DokterSehat.Com– Demi mendapatkan penampilan yang cantik dan lebih menarik, kaum hawa akan memakai kosmetik atau make-up sebelum melakukan berbagai macam aktivitas, khususnya sebelum bekerja. Hanya saja, ada baiknya kaum hawa tidak memilih peralatan kosmetik dengan sembarangan karena bisa jadi peralatan yang mereka gunakan bisa menyebabkan peningkatan risiko diabetes dengan signifikan.

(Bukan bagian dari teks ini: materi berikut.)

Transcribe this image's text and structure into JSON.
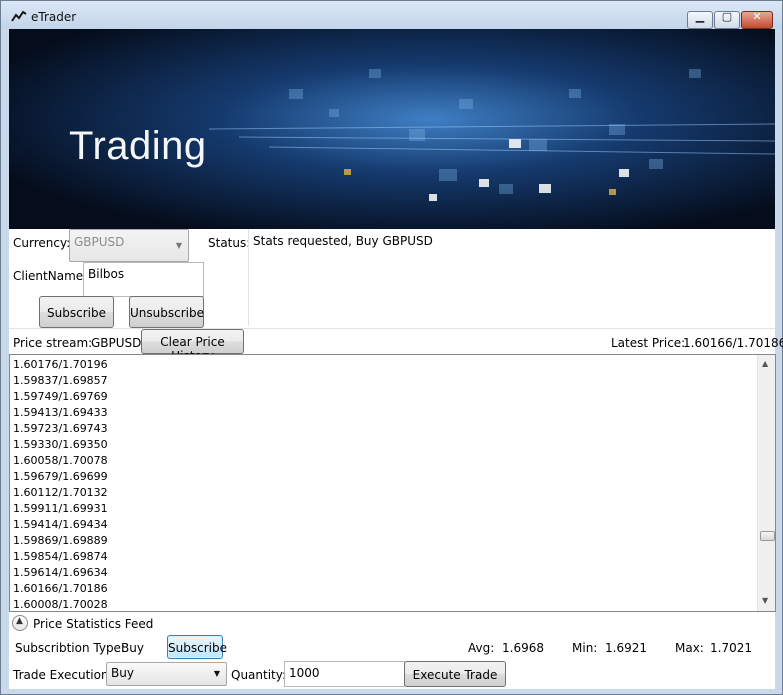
{
  "window": {
    "title": "eTrader",
    "minimize": "▁",
    "maximize": "▢",
    "close": "✕"
  },
  "banner": {
    "text": "Trading"
  },
  "form": {
    "currency_label": "Currency:",
    "currency_value": "GBPUSD",
    "status_label": "Status:",
    "status_text": "Stats requested, Buy GBPUSD",
    "clientname_label": "ClientName:",
    "clientname_value": "Bilbos",
    "subscribe": "Subscribe",
    "unsubscribe": "Unsubscribe"
  },
  "stream": {
    "label": "Price stream:",
    "pair": "GBPUSD",
    "clear": "Clear Price History",
    "latest_label": "Latest Price:",
    "latest_value": "1.60166/1.70186"
  },
  "prices": [
    "1.60176/1.70196",
    "1.59837/1.69857",
    "1.59749/1.69769",
    "1.59413/1.69433",
    "1.59723/1.69743",
    "1.59330/1.69350",
    "1.60058/1.70078",
    "1.59679/1.69699",
    "1.60112/1.70132",
    "1.59911/1.69931",
    "1.59414/1.69434",
    "1.59869/1.69889",
    "1.59854/1.69874",
    "1.59614/1.69634",
    "1.60166/1.70186",
    "1.60008/1.70028"
  ],
  "stats": {
    "header": "Price Statistics Feed",
    "sub_type_label": "Subscribtion Type:",
    "sub_type_value": "Buy",
    "subscribe": "Subscribe",
    "avg_label": "Avg:",
    "avg_value": "1.6968",
    "min_label": "Min:",
    "min_value": "1.6921",
    "max_label": "Max:",
    "max_value": "1.7021"
  },
  "trade": {
    "label": "Trade Execution:",
    "side": "Buy",
    "quantity_label": "Quantity:",
    "quantity_value": "1000",
    "execute": "Execute Trade"
  },
  "icons": {
    "app": "chart-line-icon",
    "expander": "chevron-up-icon"
  },
  "colors": {
    "title_bar": "#c9d8ea",
    "banner_dark": "#050d1c",
    "banner_light": "#3f7fc4",
    "focus_button": "#bee6fd"
  }
}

Fakta mengejutkan ini terungkap dari penelitian yang dilakukan di Uppsala University. Hasil penelitian ini memang cukup kontroversial dan masih memerlukan penelitian lanjut yang lebih mendalam, namun, hal ini bisa menjadi dasar bagi kaum hawa untuk lebih berhati-hati untuk memilih peralatan kosmetik yang aman untuk digunakan.

“Memang, hasil penelitian kami masih membutuhkan penelitian lanjutan agar bisa dikonfirmasi lebih jauh, namun kami yakin jika hipotesis tentang bahan kimia yang bisa berkontribusi pada perkembangan diabetes memang benar adanya,” ungkap Monica Lind, salah seorang peneliti yang terlibat.

Monica melakukan penelitian bersama dengan Profesor Lars Lind, juga dari universitas yang sama. Mereka menganalisa data terbaru yang berasal dari studi berjudul PIVUS yang melibatkan lebih dari 1.000 wanita dengan usia rata-rata 70 tahun di Uppsala.

Data yang dikumpulkan dari penelitian ini mencakup hasil pemeriksaan fisik, hasil pemeriksaan gula darah, dan pemberian suntikan insulin. Data-data ini didapatkan setelah para partisipan menyerahkan sampel darah. Hasilnya adalah, sebagian sampel darah memiliki kandungan zat kimia berbahaya seperti phthalates yang bisa mempengaruhi risiko diabetes.

Kebanyakan orang terkontaminasi phthalates dari bahan rumah tangga yang dibuat dari plastik atau dari campuran bahan parfum di dalam kosmetik atau produk perawatan kulit. Partisipan yang memiliki kadar phthalates lebih banyak di dalam tubuhnya cenderung memiliki risiko terkena diabetes dua kali lebih tinggi dibandingkan dengan mereka yang memiliki kadar phthalates lebih rendah.

Hanya saja, para partisipan yang memiliki masalah kelebihan berat badan dan kadar lemak darah lebih tinggi juga lebih rentan terkena diabetes, namun para peneliti memang lebih fokus pada kaitan antara jumlah phthalates di dalam darah dengan risiko diabetes.